Il Regno al voto con lo spettro Isis. La polizia: non usate le cuffiette sui mezzi

“Non ascoltate la musica con le cuffiette quando viaggiate sui mezzi pubblici o camminate per strada, è più sicuro essere sempre reattivi perché ogni secondo di reazione conta”. Questo uno dei consigli che la polizia britannica ha rivolto con un messaggio inviato su tutti i cellulari del Paese alla vigilia delle elezioni di domani, per le quali è stato approntato un massiccio rafforzamento delle misure di sicurezza. “Abbiamo pensato che fosse all’inizio un solo attacco, ma chiaramente non è così”, si apre l’sms che comunque ribadisce il messaggio teso a scongiurare il panico che dall’attacco di sabato sera a Londra – il terzo nel giro di poche settimane, dopo quello di Manchester e Westminster – e forze dell’ordine e le autorità britanniche continuano a veicolare. “Non siate allarmati, ma allerta”, seguito dal trittico run, hide, tell, cioè corri, nasconditi e comunica il pericolo, in questa rigida successione. Con l’esortazione a preoccuparsi di chiamare il 999, il numero delle emergenze in Gran Bretagna, “solo dopo esservi messi al sicuro”. Tra gli altri consigli del nuovo sms, quello di “camminare sempre fronteggiando il traffico, e se vi accorgete di qualcosa di strano mettetevi al riparo in un negozio o simili”. Una volta all’interno “capire come chiudere l’ingresso ed individuare un’altra via d’uscita”.
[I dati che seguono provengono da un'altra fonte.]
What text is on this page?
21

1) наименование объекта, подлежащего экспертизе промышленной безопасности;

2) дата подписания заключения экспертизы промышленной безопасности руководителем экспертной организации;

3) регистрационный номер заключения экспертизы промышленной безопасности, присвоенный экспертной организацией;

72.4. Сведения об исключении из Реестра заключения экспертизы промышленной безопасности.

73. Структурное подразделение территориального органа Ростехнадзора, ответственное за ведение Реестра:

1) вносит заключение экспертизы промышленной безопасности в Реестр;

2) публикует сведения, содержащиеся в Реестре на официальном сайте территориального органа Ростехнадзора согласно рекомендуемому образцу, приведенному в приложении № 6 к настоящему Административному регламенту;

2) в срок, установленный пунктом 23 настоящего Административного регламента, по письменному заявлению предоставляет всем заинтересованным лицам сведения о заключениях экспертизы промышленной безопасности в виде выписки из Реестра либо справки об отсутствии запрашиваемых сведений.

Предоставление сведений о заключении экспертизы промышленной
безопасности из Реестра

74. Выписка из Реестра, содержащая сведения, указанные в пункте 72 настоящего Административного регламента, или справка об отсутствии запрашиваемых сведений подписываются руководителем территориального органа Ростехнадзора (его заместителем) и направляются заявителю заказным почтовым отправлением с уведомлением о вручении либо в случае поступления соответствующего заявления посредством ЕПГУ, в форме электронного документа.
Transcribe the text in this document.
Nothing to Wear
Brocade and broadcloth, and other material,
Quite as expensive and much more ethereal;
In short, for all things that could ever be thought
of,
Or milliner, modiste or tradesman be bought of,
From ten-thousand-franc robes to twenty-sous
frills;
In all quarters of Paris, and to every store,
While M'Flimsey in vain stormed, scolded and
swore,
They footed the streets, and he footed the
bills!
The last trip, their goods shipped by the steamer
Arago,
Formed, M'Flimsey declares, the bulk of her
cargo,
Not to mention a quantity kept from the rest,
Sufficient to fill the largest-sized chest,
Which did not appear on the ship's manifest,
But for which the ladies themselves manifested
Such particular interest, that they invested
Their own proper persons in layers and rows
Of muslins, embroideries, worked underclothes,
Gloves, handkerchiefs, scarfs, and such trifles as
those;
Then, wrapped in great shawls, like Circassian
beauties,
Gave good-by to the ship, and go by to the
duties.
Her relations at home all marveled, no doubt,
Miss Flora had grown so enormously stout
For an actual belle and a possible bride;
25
3300 candidati per i 650 seggi dei Comuni

I britannici sono infatti chiamati domani ad eleggere la nuova Camera dei Comuni. La decisione di sciogliere anticipatamente la legislatura (la scadenza naturale era il 2020) è stata annunciata dalla premier Theresa May lo scorso 18 aprile. I seggi apriranno in tutto il Paese alle 7 (le 8 in Italia) e chiuderanno alle 22 (le 23 in Italia). Il conteggio dei voti inizierà entro le 2 del mattino (le 3 in Italia) del 9 giugno. I candidati che si contenderanno i 650 seggi della Camera dei Comuni sono 3.304, in calo rispetto ai 3.631 delle elezioni del 2015. I Conservatori si presentano in 637 collegi, i Laburisti in 631 e i Liberaldemocratici in 629. L’Ukip si presenta solamente in 377 collegi (nel 2015 presentò 624 candidati). In calo anche i candidati dei Verdi, 468 rispetto ai 573 delle precedenti elezioni. Lo Scottish National Party si presenta in tutti i 59 collegi elettorali in Scozia, mentre il partito gallese Plaid Cymru concorrerà in tutti i 40 collegi del Galles. In Irlanda del Nord si presentano 109 candidati per i 18 seggi in palio. I deputati della Camera dei Comuni vengono eletti in collegi uninominali con il metodo first-past-the-post. Questo significa che ciascun collegio elettorale (constituency) elegge un singolo parlamentare. In ogni collegio viene eletto il candidato che ottiene più voti. Emersa come nuova Lady di Ferro dei Tories dopo l’uscita di scena di David Cameron, Theresa May sembra non aver sbagliato una mossa negli ultimi mesi. Durante la campagna referendaria per la Brexit, l’allora ministro dell’Interno, pur schierandosi per il Remain al fianco di Cameron, aveva mantenuto un atteggiamento defilato. La scelta si è rivelata politicamente saggia nel momento in cui, chiamata lo scorso luglio a guidare i Conservatori e il governo, la May non avrebbe avuto difficoltà nell’apparire credibile nel suo nuovo ruolo di traghettatrice del Regno Unito fuori dall’Unione Europea. “Brexit significa Brexit”, ha ripetuto più volte, insistendo che “la scelta dei britannici va rispettata”.